Contact her institution they will provide in written that what subject or medium of instruction was English.


----------



## rg1prasad (Sep 6, 2011)

Ok thank you. 

I enquired, 100 rs DD in the name of Registrar, Provisional Certificate and a letter requesting for the Medium of Instruction Certificate and submit the form. Same day you can get the certificate.

This fee vaires from university to university and this is specifically for JNTU, Hyderabad.
Jeevan


----------



## Achilles (Apr 12, 2011)

rg1prasad said:


> Ok thank you.
> 
> I enquired, 100 rs DD in the name of Registrar, Provisional Certificate and a letter requesting for the Medium of Instruction Certificate and submit the form. Same day you can get the certificate.
> 
> ...


thats right. Make sure u or ur wife go in person with original certificates and attested copies to make things easier. good luck.. update us after getting the certificate.


----------



## rg1prasad (Sep 6, 2011)

Yah tomorrow i will update you...


----------



## rayh (Apr 1, 2011)

Hey,

U dont even have to approach the university.Just a letter from the college she studied in will suffice.We are also from Hyd n i studied in Shadan College,Got the letter from coll. stating medium of education was english and it was accepted.(Had to pay 500rs to coll. though  )

Chk which process seems easy to u and follow.

Cheers

Rayh.


----------



## rg1prasad (Sep 6, 2011)

Oh... Anyhow it is easy to take from University. And ofcourse I can bring the same from college as well. Let me provide the two letters for the CO.

Jeevan


----------



## rg1prasad (Sep 6, 2011)

Hi Guys...

I got letters from both University and College...

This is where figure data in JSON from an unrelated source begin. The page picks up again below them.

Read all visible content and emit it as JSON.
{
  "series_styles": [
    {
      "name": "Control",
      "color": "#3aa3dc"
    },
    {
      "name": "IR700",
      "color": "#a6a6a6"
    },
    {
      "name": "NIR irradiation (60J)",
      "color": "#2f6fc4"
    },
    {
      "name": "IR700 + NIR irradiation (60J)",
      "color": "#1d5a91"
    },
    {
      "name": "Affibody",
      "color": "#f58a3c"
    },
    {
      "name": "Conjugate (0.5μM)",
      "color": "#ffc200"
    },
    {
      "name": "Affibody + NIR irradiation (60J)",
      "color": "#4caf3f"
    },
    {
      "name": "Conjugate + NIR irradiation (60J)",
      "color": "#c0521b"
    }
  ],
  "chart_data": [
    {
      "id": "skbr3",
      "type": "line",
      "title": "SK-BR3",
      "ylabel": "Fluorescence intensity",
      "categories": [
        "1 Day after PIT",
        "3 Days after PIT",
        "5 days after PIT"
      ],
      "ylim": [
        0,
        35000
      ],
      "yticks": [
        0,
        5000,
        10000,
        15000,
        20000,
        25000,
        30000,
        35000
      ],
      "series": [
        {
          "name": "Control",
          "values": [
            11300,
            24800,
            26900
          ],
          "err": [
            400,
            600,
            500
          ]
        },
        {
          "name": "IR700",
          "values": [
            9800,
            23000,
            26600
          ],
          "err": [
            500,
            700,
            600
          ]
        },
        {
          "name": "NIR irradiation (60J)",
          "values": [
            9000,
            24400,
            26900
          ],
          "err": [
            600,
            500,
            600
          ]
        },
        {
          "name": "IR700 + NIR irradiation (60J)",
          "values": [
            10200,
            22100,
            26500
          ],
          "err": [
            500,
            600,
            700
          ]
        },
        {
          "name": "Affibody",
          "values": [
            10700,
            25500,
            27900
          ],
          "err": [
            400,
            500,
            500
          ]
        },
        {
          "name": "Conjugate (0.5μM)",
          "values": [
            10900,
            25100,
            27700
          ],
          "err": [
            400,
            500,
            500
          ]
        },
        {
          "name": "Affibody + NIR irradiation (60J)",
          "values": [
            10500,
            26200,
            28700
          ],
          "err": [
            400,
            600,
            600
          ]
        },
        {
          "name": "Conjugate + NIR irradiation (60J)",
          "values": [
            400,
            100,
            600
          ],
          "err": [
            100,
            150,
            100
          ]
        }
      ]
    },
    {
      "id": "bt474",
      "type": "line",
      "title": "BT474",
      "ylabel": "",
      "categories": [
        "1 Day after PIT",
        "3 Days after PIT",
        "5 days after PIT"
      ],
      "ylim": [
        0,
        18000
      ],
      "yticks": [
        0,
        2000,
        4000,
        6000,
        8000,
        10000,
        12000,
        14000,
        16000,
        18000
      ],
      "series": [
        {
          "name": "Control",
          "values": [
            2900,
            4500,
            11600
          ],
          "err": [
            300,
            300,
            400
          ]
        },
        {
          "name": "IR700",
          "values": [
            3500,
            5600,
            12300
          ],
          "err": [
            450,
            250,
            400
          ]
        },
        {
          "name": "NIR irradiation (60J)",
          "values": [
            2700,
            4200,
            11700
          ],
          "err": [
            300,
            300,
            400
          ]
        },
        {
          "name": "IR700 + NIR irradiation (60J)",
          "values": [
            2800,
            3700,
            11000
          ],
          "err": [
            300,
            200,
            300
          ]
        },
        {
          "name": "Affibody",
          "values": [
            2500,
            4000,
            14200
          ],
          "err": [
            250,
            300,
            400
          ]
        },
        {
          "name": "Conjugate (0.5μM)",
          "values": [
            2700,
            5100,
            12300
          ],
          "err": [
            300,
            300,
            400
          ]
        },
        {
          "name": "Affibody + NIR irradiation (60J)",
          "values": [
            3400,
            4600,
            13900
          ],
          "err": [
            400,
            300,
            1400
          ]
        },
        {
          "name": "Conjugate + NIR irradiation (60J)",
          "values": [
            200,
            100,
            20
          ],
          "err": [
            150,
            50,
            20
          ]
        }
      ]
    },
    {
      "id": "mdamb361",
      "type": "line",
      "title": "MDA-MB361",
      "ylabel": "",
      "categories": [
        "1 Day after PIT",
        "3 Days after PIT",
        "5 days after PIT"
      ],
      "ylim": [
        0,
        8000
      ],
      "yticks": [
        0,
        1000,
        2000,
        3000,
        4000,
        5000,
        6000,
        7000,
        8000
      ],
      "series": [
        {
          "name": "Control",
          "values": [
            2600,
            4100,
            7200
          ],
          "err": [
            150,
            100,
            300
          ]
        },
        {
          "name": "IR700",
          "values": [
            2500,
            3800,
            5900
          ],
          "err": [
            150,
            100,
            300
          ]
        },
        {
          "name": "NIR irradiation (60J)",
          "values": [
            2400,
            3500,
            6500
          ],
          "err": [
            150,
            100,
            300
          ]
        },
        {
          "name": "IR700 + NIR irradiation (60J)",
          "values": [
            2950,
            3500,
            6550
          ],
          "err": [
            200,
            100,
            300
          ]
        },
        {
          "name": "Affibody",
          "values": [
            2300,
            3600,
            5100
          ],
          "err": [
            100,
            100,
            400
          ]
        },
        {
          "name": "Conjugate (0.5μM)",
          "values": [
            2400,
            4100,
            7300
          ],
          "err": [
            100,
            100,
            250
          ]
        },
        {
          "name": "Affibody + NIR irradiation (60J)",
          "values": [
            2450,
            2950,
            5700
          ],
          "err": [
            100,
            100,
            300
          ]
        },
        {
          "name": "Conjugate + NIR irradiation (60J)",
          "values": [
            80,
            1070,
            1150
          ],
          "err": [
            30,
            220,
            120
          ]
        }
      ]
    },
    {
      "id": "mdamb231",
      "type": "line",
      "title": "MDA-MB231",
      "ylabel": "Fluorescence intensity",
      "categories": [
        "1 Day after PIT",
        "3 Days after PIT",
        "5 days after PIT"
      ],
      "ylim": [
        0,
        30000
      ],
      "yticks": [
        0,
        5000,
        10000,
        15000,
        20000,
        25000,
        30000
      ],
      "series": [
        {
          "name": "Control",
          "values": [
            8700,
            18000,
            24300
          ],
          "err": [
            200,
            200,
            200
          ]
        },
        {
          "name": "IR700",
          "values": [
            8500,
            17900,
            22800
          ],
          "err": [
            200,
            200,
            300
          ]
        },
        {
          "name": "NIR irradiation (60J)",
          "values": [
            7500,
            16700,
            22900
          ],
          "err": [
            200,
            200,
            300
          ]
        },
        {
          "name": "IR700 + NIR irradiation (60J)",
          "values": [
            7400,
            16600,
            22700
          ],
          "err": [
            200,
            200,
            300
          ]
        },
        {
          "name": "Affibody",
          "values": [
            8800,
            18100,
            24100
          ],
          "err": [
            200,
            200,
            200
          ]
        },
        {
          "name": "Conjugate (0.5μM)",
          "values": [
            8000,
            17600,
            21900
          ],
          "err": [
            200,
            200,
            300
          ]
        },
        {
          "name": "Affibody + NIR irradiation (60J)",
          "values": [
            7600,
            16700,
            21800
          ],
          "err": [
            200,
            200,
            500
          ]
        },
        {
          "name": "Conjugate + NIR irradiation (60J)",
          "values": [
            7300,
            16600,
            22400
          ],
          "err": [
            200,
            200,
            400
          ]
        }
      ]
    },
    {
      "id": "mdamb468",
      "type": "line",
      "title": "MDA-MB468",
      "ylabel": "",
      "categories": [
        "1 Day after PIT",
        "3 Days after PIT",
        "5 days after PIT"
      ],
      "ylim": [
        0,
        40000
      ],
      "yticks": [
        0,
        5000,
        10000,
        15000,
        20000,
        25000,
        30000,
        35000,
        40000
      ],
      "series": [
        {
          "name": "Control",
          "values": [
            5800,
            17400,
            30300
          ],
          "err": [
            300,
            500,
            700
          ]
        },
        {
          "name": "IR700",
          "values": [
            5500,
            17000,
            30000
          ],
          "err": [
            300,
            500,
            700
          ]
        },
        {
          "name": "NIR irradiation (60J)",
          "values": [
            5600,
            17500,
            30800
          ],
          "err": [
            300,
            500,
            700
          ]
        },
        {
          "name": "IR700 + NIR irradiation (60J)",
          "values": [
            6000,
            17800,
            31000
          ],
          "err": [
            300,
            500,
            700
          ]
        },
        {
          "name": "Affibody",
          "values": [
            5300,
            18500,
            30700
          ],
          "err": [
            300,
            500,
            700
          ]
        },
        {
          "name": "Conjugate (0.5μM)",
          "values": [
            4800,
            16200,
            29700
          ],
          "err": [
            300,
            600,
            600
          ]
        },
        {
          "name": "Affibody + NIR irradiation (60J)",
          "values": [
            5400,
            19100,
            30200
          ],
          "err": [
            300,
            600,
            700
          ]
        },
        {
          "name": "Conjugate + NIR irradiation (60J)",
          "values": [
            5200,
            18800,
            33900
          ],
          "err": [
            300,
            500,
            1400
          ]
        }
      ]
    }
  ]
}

But still my agent is back of us to get a IELTS...

Jeevan


----------



## shafaqat309 (Apr 7, 2009)

Send him link of official web site


----------



## rg1prasad (Sep 6, 2011)

hahaha 

may be i have to do it...


----------



## melbourne (Sep 6, 2011)

rg1prasad said:


> Hi Guys...
> 
> I got letters from both University and College...
> 
> ...


Can you please share the format of your letter.
It would help us.

Thanks,
Melbourne


----------



## melbourne (Sep 6, 2011)

rg1prasad said:


> Hi Guys...
> 
> I got letters from both University and College...
> 
> ...


And which agent is yours? I am too going via a consultant.


----------



## rg1prasad (Sep 6, 2011)

Yah I will share you the letter once i get scanned copy....my consultant is from chennai... share me ur id...

Jeevan


----------



## DKsingh (Nov 10, 2011)

Hi My spouse has her 5year education (3 Years BSC-IT and 2 Years MBA) in distance education. Can someone let me know if same will give us exemption from sitting in IELTS.??


----------